Key Contributions and Results
The primary contribution is the complete classification of source functions $f(u)$ that yield Lie symmetries beyond time translation when $g(u) = k_1 e^{k_2 u}$. The authors prove that only three specific types of $f(u)$ satisfy this condition:

• Case (a): $f(u) = k_3 e^{k_4 u}$ (with $k_3, k_4 \neq 0$).
  • Symmetry: The equation admits an additional symmetry $X_2 = (k_4 - k_2)x \partial_x + 2k_4 t \partial_t - 2 \partial_u$.
  • Reduction: This leads to a similarity variable $z = x^2 t^{\frac{k_2}{k_4 - 1}}$ and reduces the PDE to a second-order nonlinear ODE involving $h(z)$. The authors note that if $k_2 = k_4$, this recovers a known case from previous literature, but the case $k_2 \neq k_4$ is a new finding.
• Case (b): $f(u) = k_3 e^{k_2 u} + k_5$ (with $k_3, k_5 \neq 0$).
  • Symmetry: The equation admits $X_2 = e^{-k_2 k_5 t} \partial_t + k_5 e^{-k_2 k_5 t} \partial_u$.
  • Reduction: The similarity variable is $z = x$, and the invariant solution takes the form $u = k_5 t + \frac{1}{k_2} \ln(p(x))$. The reduced equation is a linear ODE solvable in terms of Bessel functions of the first and second kind ($J_0$ and $Y_0$).
• Case (c): $f(u) = k_5$ (with $k_5 \neq 0$).
  • Symmetry: The equation admits two additional symmetries: the same $X_2$ as in Case (b) and $X_3 = k_2 x \partial_x + 2 \partial_u$.
  • Reduction: Using $X_3$, the reduction yields an invariant solution $u(x,t) = \frac{1}{k_2} \ln(x^2/p(t))$, where $p(t)$ satisfies a first-order linear ODE with an exponential solution.

The paper also provides explicit invariant solutions for these cases.
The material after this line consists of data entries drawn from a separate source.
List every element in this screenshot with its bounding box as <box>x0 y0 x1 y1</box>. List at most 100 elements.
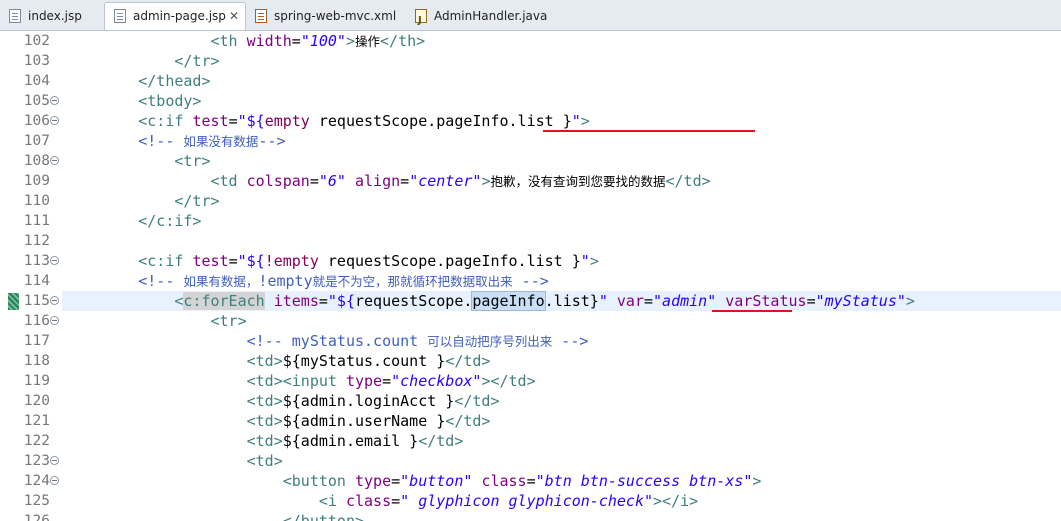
code-line[interactable]: 120 <td>${admin.loginAcct }</td> <box>0 391 1061 411</box>
code-token: .list} <box>544 292 599 310</box>
code-token: "${ <box>237 112 265 130</box>
code-token: = <box>391 492 401 510</box>
line-number: 119 <box>23 373 50 389</box>
code-line[interactable]: 108 <tr> <box>0 151 1061 171</box>
code-token: "100" <box>300 32 346 50</box>
fold-toggle-icon[interactable] <box>50 156 59 165</box>
code-line[interactable]: 107 <!-- 如果没有数据--> <box>0 131 1061 151</box>
tab-adminhandler-java[interactable]: AdminHandler.java <box>406 3 566 34</box>
line-number: 120 <box>23 393 50 409</box>
code-line[interactable]: 115 <c:forEach items="${requestScope.pag… <box>0 291 1061 311</box>
code-line[interactable]: 113 <c:if test="${!empty requestScope.pa… <box>0 251 1061 271</box>
code-token: c:forEach <box>183 292 265 310</box>
code-text: </c:if> <box>66 211 201 231</box>
code-line[interactable]: 106 <c:if test="${empty requestScope.pag… <box>0 111 1061 131</box>
code-token: "${ <box>327 292 355 310</box>
code-editor[interactable]: 102 <th width="100">操作</th> 103 </tr> 104 … <box>0 31 1061 521</box>
fold-toggle-icon[interactable] <box>50 476 59 485</box>
code-token: </c:if> <box>138 212 202 230</box>
line-number: 110 <box>23 193 50 209</box>
code-token: <td> <box>246 452 283 470</box>
code-line[interactable]: 105 <tbody> <box>0 91 1061 111</box>
code-token: <c:if <box>138 112 193 130</box>
code-line[interactable]: 126 </button> <box>0 511 1061 521</box>
line-number: 112 <box>23 233 50 249</box>
line-number: 108 <box>23 153 50 169</box>
code-token: = <box>318 292 328 310</box>
tab-label: spring-web-mvc.xml <box>274 9 397 23</box>
code-line[interactable]: 103 </tr> <box>0 51 1061 71</box>
line-number: 126 <box>23 513 50 521</box>
code-line[interactable]: 123 <td> <box>0 451 1061 471</box>
code-token: <td> <box>246 392 283 410</box>
code-token: 就是不为空，那就循环把数据取出来 <box>312 274 513 289</box>
fold-toggle-icon[interactable] <box>50 116 59 125</box>
close-icon[interactable]: ✕ <box>229 3 239 29</box>
tab-index-jsp[interactable]: index.jsp <box>0 3 104 29</box>
code-token: = <box>806 292 816 310</box>
code-token: width <box>246 32 292 50</box>
code-line[interactable]: 109 <td colspan="6" align="center">抱歉，没有… <box>0 171 1061 191</box>
code-text: </thead> <box>66 71 210 91</box>
fold-toggle-icon[interactable] <box>50 96 59 105</box>
code-text: <td> <box>66 451 283 471</box>
code-text: <td>${admin.loginAcct }</td> <box>66 391 500 411</box>
code-text: <!-- myStatus.count 可以自动把序号列出来 --> <box>66 331 589 352</box>
code-token: <tr> <box>210 312 247 330</box>
line-number: 115 <box>23 293 50 309</box>
code-line[interactable]: 118 <td>${myStatus.count }</td> <box>0 351 1061 371</box>
code-line[interactable]: 110 </tr> <box>0 191 1061 211</box>
tab-admin-page-jsp[interactable]: admin-page.jsp ✕ <box>104 2 246 30</box>
code-token: </tr> <box>174 192 220 210</box>
code-token: "${ <box>237 252 265 270</box>
code-line[interactable]: 121 <td>${admin.userName }</td> <box>0 411 1061 431</box>
code-token: <tbody> <box>138 92 202 110</box>
xml-file-icon <box>255 9 267 23</box>
code-line[interactable]: 116 <tr> <box>0 311 1061 331</box>
code-line[interactable]: 111 </c:if> <box>0 211 1061 231</box>
code-token: 如果有数据， <box>183 274 259 289</box>
code-text: <tbody> <box>66 91 201 111</box>
tab-spring-web-mvc-xml[interactable]: spring-web-mvc.xml <box>246 3 406 29</box>
code-token: class <box>481 472 527 490</box>
code-line[interactable]: 104 </thead> <box>0 71 1061 91</box>
code-token: = <box>391 472 401 490</box>
code-line[interactable]: 112 <box>0 231 1061 251</box>
code-token: > <box>580 112 590 130</box>
code-text: <th width="100">操作</th> <box>66 31 426 52</box>
code-token: = <box>291 32 301 50</box>
code-token: ></i> <box>653 492 699 510</box>
code-token: "6" <box>318 172 346 190</box>
fold-toggle-icon[interactable] <box>50 316 59 325</box>
code-line[interactable]: 102 <th width="100">操作</th> <box>0 31 1061 51</box>
code-token: empty <box>264 112 310 130</box>
code-line[interactable]: 124 <button type="button" class="btn btn… <box>0 471 1061 491</box>
code-line[interactable]: 122 <td>${admin.email }</td> <box>0 431 1061 451</box>
fold-toggle-icon[interactable] <box>50 256 59 265</box>
code-text: <c:if test="${empty requestScope.pageInf… <box>66 111 590 131</box>
code-token: 抱歉，没有查询到您要找的数据 <box>490 174 666 189</box>
line-number: 102 <box>23 33 50 49</box>
code-line[interactable]: 114 <!-- 如果有数据，!empty就是不为空，那就循环把数据取出来 --… <box>0 271 1061 291</box>
code-token: </th> <box>380 32 426 50</box>
code-line[interactable]: 125 <i class=" glyphicon glyphicon-check… <box>0 491 1061 511</box>
code-token: type <box>345 372 383 390</box>
code-token: = <box>309 172 319 190</box>
code-token: <c:if <box>138 252 193 270</box>
fold-toggle-icon[interactable] <box>50 296 59 305</box>
code-token: <td> <box>246 412 283 430</box>
code-token: items <box>273 292 319 310</box>
fold-toggle-icon[interactable] <box>50 456 59 465</box>
line-number: 106 <box>23 113 50 129</box>
code-token: "myStatus" <box>815 292 906 310</box>
code-line[interactable]: 117 <!-- myStatus.count 可以自动把序号列出来 --> <box>0 331 1061 351</box>
code-line[interactable]: 119 <td><input type="checkbox"></td> <box>0 371 1061 391</box>
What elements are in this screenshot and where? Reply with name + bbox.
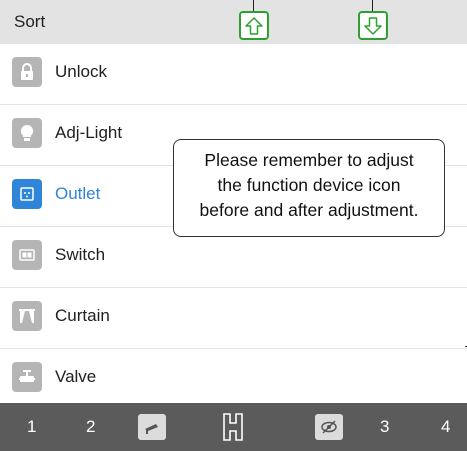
page-title: Sort [14, 12, 46, 31]
move-down-button[interactable] [358, 11, 388, 40]
curtain-icon [12, 301, 42, 331]
switch-icon [12, 240, 42, 270]
lock-icon [12, 57, 42, 87]
hidden-eye-icon[interactable] [315, 414, 343, 440]
arrow-down-icon [364, 16, 382, 35]
tab-3[interactable]: 3 [380, 417, 389, 437]
list-item-label: Valve [55, 367, 97, 386]
footer-tab-bar: 1 2 3 4 [0, 403, 467, 451]
list-item-unlock[interactable]: Unlock [0, 44, 467, 105]
outlet-icon [12, 179, 42, 209]
building-icon[interactable] [221, 411, 245, 443]
tab-4[interactable]: 4 [441, 417, 450, 437]
instruction-callout: Please remember to adjust the function d… [173, 139, 445, 237]
list-item-label: Unlock [55, 62, 107, 81]
list-item-label: Switch [55, 245, 106, 264]
callout-line: Please remember to adjust [204, 150, 414, 170]
callout-line: before and after adjustment. [199, 200, 419, 220]
tab-2[interactable]: 2 [86, 417, 95, 437]
header-bar: Sort [0, 0, 467, 44]
list-item-label: Curtain [55, 306, 110, 325]
list-item-label: Adj-Light [55, 123, 123, 142]
callout-leader-line [372, 0, 373, 11]
callout-leader-line [253, 0, 254, 11]
arrow-up-icon [245, 16, 263, 35]
valve-icon [12, 362, 42, 392]
list-item-valve[interactable]: Valve [0, 349, 467, 410]
move-up-button[interactable] [239, 11, 269, 40]
tab-1[interactable]: 1 [27, 417, 36, 437]
lightbulb-icon [12, 118, 42, 148]
callout-line: the function device icon [217, 175, 401, 195]
list-item-label: Outlet [55, 184, 101, 203]
camera-icon[interactable] [138, 414, 166, 440]
list-item-curtain[interactable]: Curtain [0, 288, 467, 349]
For specific parameter choices (e.g., $k_2 = k_4$ or specific integer ratios), the reduced ODEs are solved analytically using Bessel functions. For other cases (e.g., Example 2 where $k_4 = 2k_2$), the authors demonstrate the ability to visualize the solution surface using computational tools (Maple), even when an exact closed-form solution is not immediately available.

Significance and Claims
The authors claim that their work extends previous studies (cited as [7, 16, 17]) which had only examined particular combinations of power-law or exponential functions for $f(u)$ and $g(u)$. By systematically solving the determining equations, this paper:

1. Identifies that the exponential diffusion function $g(u) = k_1 e^{k_2 u}$ restricts the admissible source terms $f(u)$ to exactly three specific forms for non-trivial symmetries to exist.
2. Completes the classification for the exponential diffusion case, including scenarios (such as $k_2 \neq k_4$ in Case a) that were not covered in prior literature.
3. Provides the corresponding reduced ordinary differential equations and invariant solutions for all identified cases, thereby enlarging the set of known solvable forms for the generalized Fisher equation in cylindrical coordinates.

The work concludes that while the Lie symmetry method does not guarantee exact solutions for all PDEs, it successfully transforms this generalized Fisher equation into solvable or analyzable ODEs for the identified specific functional forms.